The Pennsylvania Company operated the Erie Canal of Pennsylvania from September 16, 1870, to February 4, 1871.

On January 1, 1918, soon after the United States Railroad Administration took over all U.S. railroads, all Pennsylvania Company leases were transferred to the PRR. On March 1, 1920, when the lines were returned to the PRR, they were separated into four regions – the Eastern Region, Central Region, Northwestern Region and Southwestern Region.
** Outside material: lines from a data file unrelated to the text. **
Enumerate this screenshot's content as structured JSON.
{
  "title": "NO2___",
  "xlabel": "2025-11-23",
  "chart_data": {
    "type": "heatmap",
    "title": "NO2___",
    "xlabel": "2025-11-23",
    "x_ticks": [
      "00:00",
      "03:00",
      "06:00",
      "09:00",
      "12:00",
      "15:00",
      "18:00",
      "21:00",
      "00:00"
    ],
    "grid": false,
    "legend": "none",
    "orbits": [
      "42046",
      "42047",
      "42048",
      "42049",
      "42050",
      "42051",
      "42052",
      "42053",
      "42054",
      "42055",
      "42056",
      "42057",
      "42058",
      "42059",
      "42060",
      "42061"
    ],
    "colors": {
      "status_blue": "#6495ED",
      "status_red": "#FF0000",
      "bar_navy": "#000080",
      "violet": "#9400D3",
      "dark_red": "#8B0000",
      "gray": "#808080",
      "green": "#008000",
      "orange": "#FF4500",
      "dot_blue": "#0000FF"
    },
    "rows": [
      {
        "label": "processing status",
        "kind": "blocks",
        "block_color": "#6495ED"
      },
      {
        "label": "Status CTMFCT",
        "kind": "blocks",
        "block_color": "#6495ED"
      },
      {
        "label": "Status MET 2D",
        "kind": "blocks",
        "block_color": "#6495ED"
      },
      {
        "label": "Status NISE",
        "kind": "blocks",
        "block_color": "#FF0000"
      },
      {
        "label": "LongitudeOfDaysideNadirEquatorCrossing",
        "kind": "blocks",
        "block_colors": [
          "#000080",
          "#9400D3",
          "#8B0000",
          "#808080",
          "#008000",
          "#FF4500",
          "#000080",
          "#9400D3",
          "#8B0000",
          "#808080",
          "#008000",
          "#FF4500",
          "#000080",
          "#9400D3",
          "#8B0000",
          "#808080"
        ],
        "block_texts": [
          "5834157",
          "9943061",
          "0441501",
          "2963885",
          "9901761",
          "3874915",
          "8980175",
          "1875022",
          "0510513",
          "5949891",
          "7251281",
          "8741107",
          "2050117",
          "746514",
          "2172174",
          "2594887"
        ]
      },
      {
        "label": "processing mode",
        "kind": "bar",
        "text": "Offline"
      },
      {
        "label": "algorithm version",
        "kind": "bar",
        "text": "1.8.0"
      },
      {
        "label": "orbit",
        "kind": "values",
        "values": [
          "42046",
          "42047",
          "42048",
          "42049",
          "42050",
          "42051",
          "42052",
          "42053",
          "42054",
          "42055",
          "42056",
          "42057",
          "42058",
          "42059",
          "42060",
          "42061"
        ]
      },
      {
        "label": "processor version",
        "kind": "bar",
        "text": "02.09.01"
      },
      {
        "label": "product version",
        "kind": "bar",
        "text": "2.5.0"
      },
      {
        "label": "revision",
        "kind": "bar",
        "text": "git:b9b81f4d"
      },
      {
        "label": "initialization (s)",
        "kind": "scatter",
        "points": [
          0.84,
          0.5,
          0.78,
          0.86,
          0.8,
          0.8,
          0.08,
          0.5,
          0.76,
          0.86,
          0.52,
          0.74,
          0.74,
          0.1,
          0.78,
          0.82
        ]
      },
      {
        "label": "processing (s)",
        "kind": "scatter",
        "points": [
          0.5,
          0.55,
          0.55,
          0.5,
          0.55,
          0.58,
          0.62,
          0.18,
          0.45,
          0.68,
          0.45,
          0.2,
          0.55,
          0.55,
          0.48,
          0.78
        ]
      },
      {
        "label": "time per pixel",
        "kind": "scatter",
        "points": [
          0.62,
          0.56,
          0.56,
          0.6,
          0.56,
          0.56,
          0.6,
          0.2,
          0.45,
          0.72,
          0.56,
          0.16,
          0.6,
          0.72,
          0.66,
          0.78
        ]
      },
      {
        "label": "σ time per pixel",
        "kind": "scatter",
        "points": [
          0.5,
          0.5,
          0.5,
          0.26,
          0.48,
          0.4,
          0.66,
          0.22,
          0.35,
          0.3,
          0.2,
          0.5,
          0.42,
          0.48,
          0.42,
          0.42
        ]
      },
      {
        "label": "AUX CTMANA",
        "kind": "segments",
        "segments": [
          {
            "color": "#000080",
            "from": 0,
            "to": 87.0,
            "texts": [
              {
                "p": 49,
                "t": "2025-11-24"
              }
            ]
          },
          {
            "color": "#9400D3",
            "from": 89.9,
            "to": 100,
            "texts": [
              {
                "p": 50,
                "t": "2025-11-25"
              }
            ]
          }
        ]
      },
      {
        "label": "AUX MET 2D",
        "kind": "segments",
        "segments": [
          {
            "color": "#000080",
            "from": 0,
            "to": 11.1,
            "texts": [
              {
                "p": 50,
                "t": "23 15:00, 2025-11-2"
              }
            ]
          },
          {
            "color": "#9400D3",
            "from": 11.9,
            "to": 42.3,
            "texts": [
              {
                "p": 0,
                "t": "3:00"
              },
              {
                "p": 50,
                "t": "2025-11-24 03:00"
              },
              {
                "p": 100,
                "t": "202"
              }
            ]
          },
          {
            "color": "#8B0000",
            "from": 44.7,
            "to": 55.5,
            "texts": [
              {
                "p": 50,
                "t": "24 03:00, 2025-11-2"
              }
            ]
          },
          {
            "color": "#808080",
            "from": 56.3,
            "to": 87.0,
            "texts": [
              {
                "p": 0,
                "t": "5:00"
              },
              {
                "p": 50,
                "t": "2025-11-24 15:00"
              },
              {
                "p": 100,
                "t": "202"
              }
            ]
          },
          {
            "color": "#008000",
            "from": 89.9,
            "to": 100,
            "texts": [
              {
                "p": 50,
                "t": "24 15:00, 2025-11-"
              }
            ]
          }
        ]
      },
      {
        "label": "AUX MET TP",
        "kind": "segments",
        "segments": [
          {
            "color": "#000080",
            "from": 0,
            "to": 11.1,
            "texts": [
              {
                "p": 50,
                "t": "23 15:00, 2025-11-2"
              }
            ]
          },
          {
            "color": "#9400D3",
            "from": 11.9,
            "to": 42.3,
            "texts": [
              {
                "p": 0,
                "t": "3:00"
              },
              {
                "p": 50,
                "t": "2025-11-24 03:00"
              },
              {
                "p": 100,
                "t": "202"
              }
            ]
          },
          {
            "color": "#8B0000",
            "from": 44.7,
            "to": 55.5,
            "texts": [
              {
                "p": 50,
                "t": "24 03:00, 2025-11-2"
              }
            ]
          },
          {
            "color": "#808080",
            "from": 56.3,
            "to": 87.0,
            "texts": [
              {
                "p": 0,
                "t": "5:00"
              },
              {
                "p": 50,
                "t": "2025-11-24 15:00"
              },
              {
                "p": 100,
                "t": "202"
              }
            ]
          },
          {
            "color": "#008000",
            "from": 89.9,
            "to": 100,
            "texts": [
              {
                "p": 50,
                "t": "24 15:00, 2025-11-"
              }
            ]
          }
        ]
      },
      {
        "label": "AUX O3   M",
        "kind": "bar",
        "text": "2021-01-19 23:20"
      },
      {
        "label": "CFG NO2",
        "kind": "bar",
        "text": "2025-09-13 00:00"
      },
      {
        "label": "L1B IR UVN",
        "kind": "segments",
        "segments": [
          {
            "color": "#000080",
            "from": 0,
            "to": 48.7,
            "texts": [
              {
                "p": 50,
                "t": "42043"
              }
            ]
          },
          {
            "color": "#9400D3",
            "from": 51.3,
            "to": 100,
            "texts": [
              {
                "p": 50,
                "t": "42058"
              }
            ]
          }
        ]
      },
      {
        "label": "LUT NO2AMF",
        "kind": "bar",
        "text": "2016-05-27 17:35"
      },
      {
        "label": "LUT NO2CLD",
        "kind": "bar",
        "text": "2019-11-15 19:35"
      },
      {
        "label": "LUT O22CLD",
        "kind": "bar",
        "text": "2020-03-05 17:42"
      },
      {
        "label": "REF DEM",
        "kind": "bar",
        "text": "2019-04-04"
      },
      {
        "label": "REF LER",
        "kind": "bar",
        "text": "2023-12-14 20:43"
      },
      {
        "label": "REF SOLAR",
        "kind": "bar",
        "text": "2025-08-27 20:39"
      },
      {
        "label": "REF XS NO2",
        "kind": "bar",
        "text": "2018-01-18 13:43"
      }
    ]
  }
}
The Pennsylvania Company, however, stayed around as a holding company, and was reincorporated in Delaware on December 12, 1958, and reorganized on December 16. Its new purpose was to diversify into real estate and other fields, and the company lasted through the 1968 PRR merger into Penn Central Transportation.

In 1973 or 1974 several subsidiaries were created – the Pennrec Company for theme park investments (including Six Flags Great Adventure and Stars Hall of Fame), the Penn Orlando Company, and Penn Arlington, Inc. (which bought Six Flags Over Texas from the Great Southwest Corporation).